There’s a few bands taking the EP approach and turning it on its head. Red Seas Fire, for example, are releasing a series of EPs over the course of a year which are all linked by a unifying theme. You can see a progression through the first two, and in fact, by releasing it in chunks (which will then later be combined into one record), they’re creating a lot of anticipation for their next release. Clever. Chronographs, on the other hand, are taking it to the extreme with single releases each month. Seeing as the band are split so far apart these days, they’re recording one song at a time and then releasing it, and they’re doing this for an entire year. It’s a bold move, and while I don’t necessarily agree with their musical transition – personally, I think that giving up the tech-metal was a real shame – I do think that their single-per-month idea has a lot of merit. In this case, they can evaluate whether a track worked or not and try a different approach next month if it didn’t. Like Red Seas Fire, it gives them the opportunity to remind their fans that they’re still around, and it allows them to generate continuous press interest.
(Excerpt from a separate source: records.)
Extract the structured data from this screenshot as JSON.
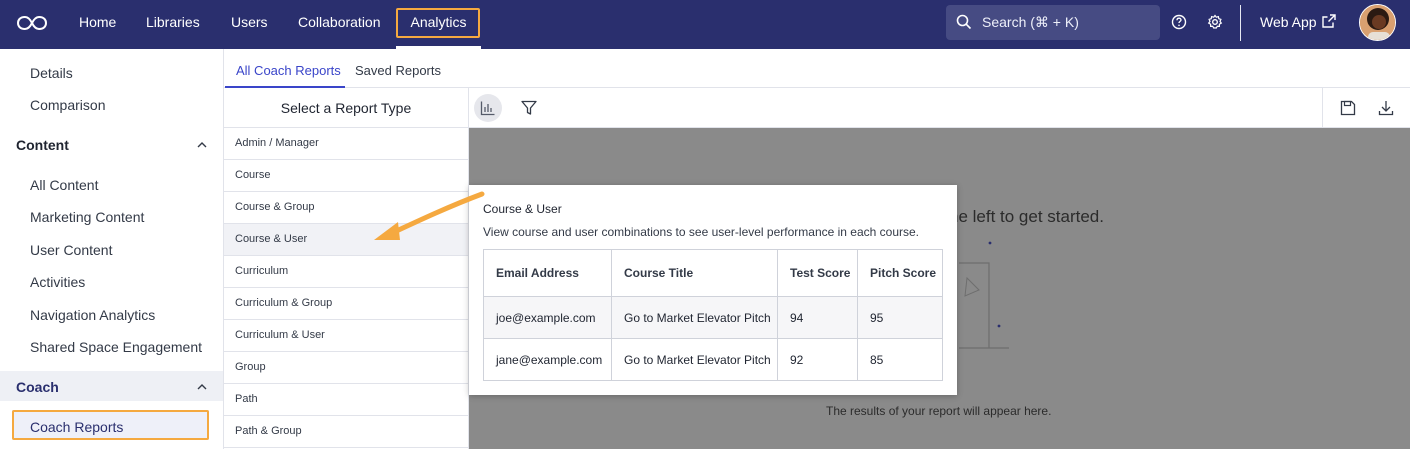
{
  "header": {
    "nav": [
      {
        "label": "Home"
      },
      {
        "label": "Libraries"
      },
      {
        "label": "Users"
      },
      {
        "label": "Collaboration"
      },
      {
        "label": "Analytics"
      }
    ],
    "search_placeholder": "Search (⌘ + K)",
    "web_app_label": "Web App"
  },
  "sidebar": {
    "top_items": [
      "Details",
      "Comparison"
    ],
    "content_section": "Content",
    "content_items": [
      "All Content",
      "Marketing Content",
      "User Content",
      "Activities",
      "Navigation Analytics",
      "Shared Space Engagement"
    ],
    "coach_section": "Coach",
    "coach_items": [
      "Coach Reports"
    ]
  },
  "tabs": [
    "All Coach Reports",
    "Saved Reports"
  ],
  "report_type_header": "Select a Report Type",
  "report_types": [
    "Admin / Manager",
    "Course",
    "Course & Group",
    "Course & User",
    "Curriculum",
    "Curriculum & Group",
    "Curriculum & User",
    "Group",
    "Path",
    "Path & Group"
  ],
  "results": {
    "hint_fragment": "he left to get started.",
    "empty_text": "The results of your report will appear here."
  },
  "tooltip": {
    "title": "Course & User",
    "description": "View course and user combinations to see user-level performance in each course.",
    "columns": [
      "Email Address",
      "Course Title",
      "Test Score",
      "Pitch Score"
    ],
    "rows": [
      [
        "joe@example.com",
        "Go to Market Elevator Pitch",
        "94",
        "95"
      ],
      [
        "jane@example.com",
        "Go to Market Elevator Pitch",
        "92",
        "85"
      ]
    ]
  },
  "colors": {
    "topbar": "#2a2f6e",
    "accent": "#3a45c9",
    "highlight": "#f5a940"
  }
}
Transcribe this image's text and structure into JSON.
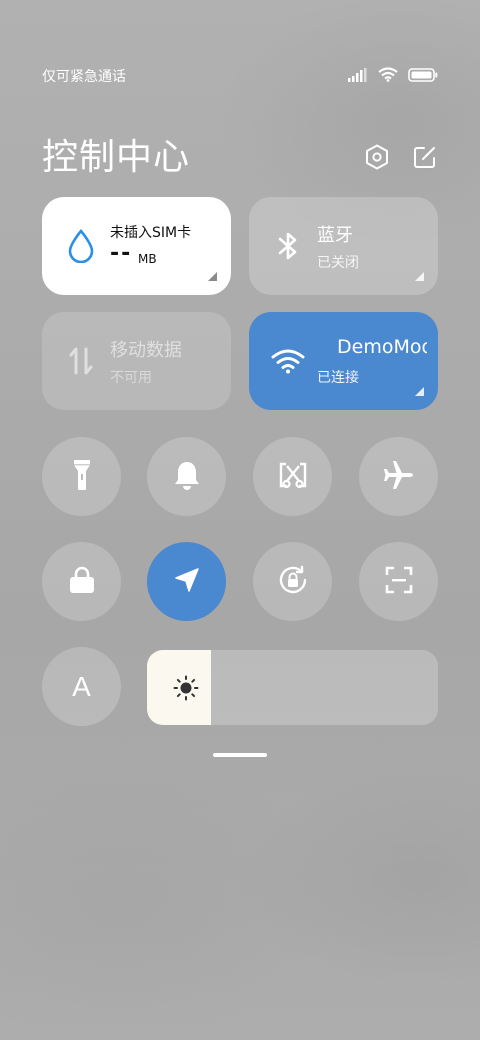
{
  "status": {
    "carrier": "仅可紧急通话",
    "icons": [
      "signal-icon",
      "wifi-icon",
      "battery-icon"
    ]
  },
  "header": {
    "title": "控制中心",
    "actions": [
      "settings-icon",
      "edit-icon"
    ]
  },
  "tiles": {
    "sim": {
      "title": "未插入SIM卡",
      "value": "--",
      "unit": "MB",
      "icon": "water-drop-icon"
    },
    "bluetooth": {
      "title": "蓝牙",
      "subtitle": "已关闭",
      "icon": "bluetooth-icon"
    },
    "mobile_data": {
      "title": "移动数据",
      "subtitle": "不可用",
      "icon": "data-arrows-icon"
    },
    "wifi": {
      "title": "DemoMode",
      "subtitle": "已连接",
      "icon": "wifi-icon"
    }
  },
  "toggles_row1": [
    "flashlight-icon",
    "bell-icon",
    "screenshot-icon",
    "airplane-icon"
  ],
  "toggles_row2": [
    "lock-icon",
    "location-icon",
    "rotation-lock-icon",
    "scan-icon"
  ],
  "font_toggle": {
    "label": "A"
  },
  "brightness": {
    "level": 0.22,
    "icon": "sun-icon"
  },
  "colors": {
    "accent": "#4a88cf",
    "tile_white": "#ffffff",
    "brightness_fill": "#fbf8f0"
  }
}
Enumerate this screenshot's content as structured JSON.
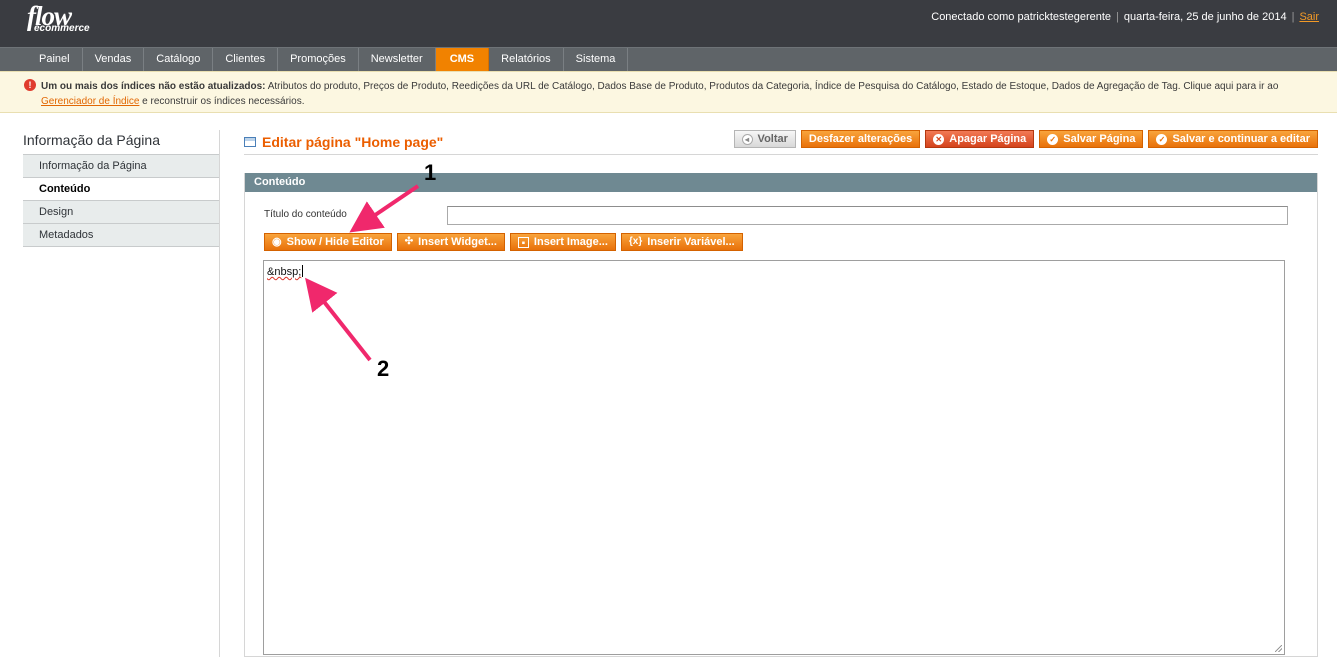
{
  "header": {
    "logo_main": "flow",
    "logo_sub": "ecommerce",
    "logged_in": "Conectado como patricktestegerente",
    "date": "quarta-feira, 25 de junho de 2014",
    "logout": "Sair"
  },
  "nav": {
    "items": [
      "Painel",
      "Vendas",
      "Catálogo",
      "Clientes",
      "Promoções",
      "Newsletter",
      "CMS",
      "Relatórios",
      "Sistema"
    ],
    "active": "CMS"
  },
  "message": {
    "bold": "Um ou mais dos índices não estão atualizados:",
    "text": " Atributos do produto, Preços de Produto, Reedições da URL de Catálogo, Dados Base de Produto, Produtos da Categoria, Índice de Pesquisa do Catálogo, Estado de Estoque, Dados de Agregação de Tag. Clique aqui para ir ao ",
    "link": "Gerenciador de Índice",
    "tail": " e reconstruir os índices necessários."
  },
  "sidebar": {
    "title": "Informação da Página",
    "items": [
      {
        "label": "Informação da Página",
        "active": false
      },
      {
        "label": "Conteúdo",
        "active": true
      },
      {
        "label": "Design",
        "active": false
      },
      {
        "label": "Metadados",
        "active": false
      }
    ]
  },
  "page": {
    "title": "Editar página \"Home page\"",
    "buttons": {
      "back": "Voltar",
      "reset": "Desfazer alterações",
      "delete": "Apagar Página",
      "save": "Salvar Página",
      "save_continue": "Salvar e continuar a editar"
    }
  },
  "content": {
    "section_title": "Conteúdo",
    "heading_label": "Título do conteúdo",
    "heading_value": "",
    "tools": {
      "show_hide": "Show / Hide Editor",
      "widget": "Insert Widget...",
      "image": "Insert Image...",
      "variable": "Inserir Variável..."
    },
    "editor_text": "&nbsp;"
  },
  "annotations": {
    "one": "1",
    "two": "2",
    "color": "#f0286c"
  }
}
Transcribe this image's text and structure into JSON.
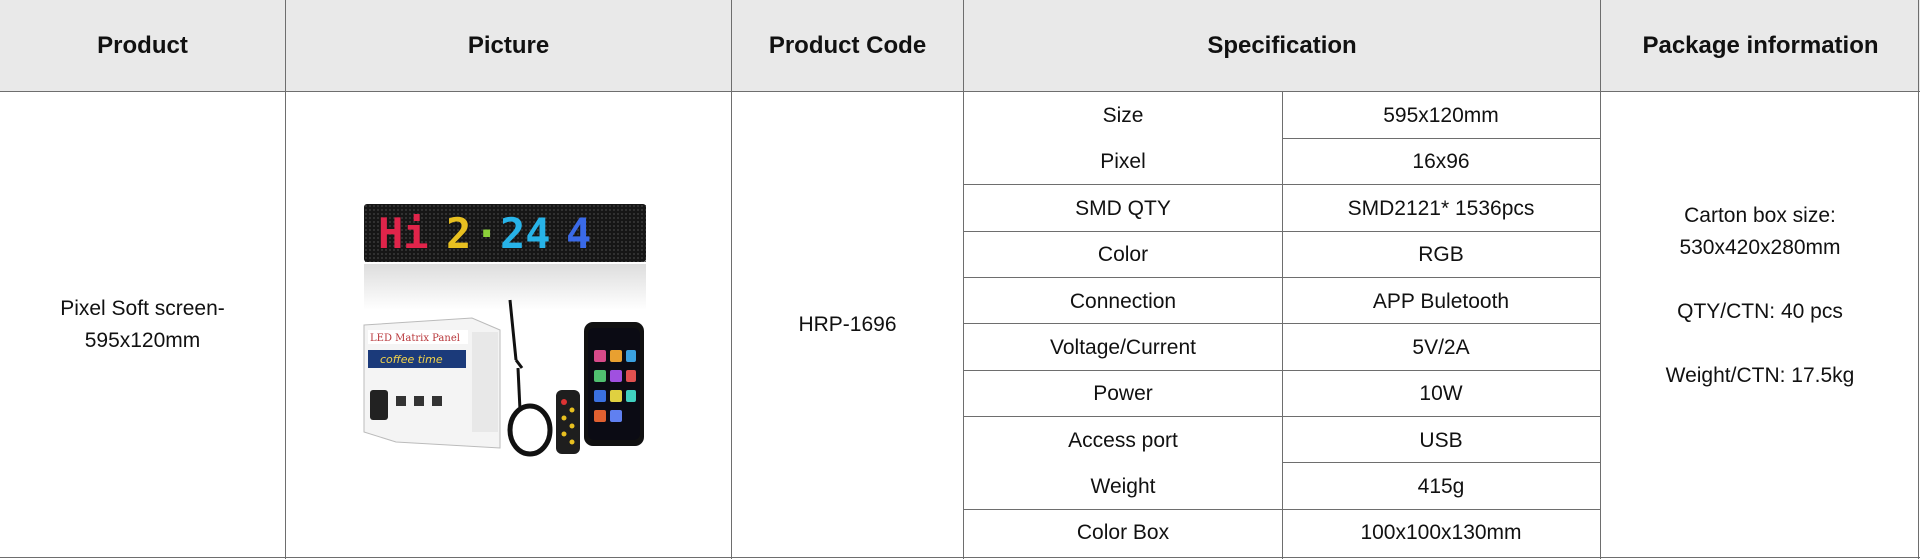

I also can’t think of anyone else who’s done it, which instantly gives them originality points. In the absence of time and a record label (and it’s not like they really give bands much funding these days – the average advance from an established label doesn’t cover living costs at all, and smaller, independent labels merely remove distribution and potential publicity costs… some of the time), there has to be a better way than the EP overload, and these guys have found a way around it.

Maybe the next generation prefers this non-permanence, always searching for something new, but me? I remember albums. Nothing beats the joy of listening to a record over a car journey (and having it last for a car journey, for a start) and being able to pick apart the best bits. Nothing beats that moment at a gig when a band picks your favourite track from album number three and the whole room goes batshit insane. Nothing beats hearing that story, or that emotion, evolve over 10–15 tracks, and feeling it all come together at once as the final song hits. That’s when music excites me. I’m not against EPs as a whole – they’re a great starting point, a handy stopgap between other records or a good opportunity to try out the unknown – but they shouldn’t be a band’s sole output.

If I could say just one thing to the bands who approach me asking for a write-up, it’d be to slow down. It can be tempting to try and get your name out there as soon as possible, but it’s worth taking the time to explore your sound and really discover what makes you unique. Don’t panic about being forgotten too quickly – if you’ve made something memorable, and you’re smart about your single releases and PR campaign, chances are that you’re going to be recognised a lot more readily than you think. And above all else? Don’t do a fucking mini-album.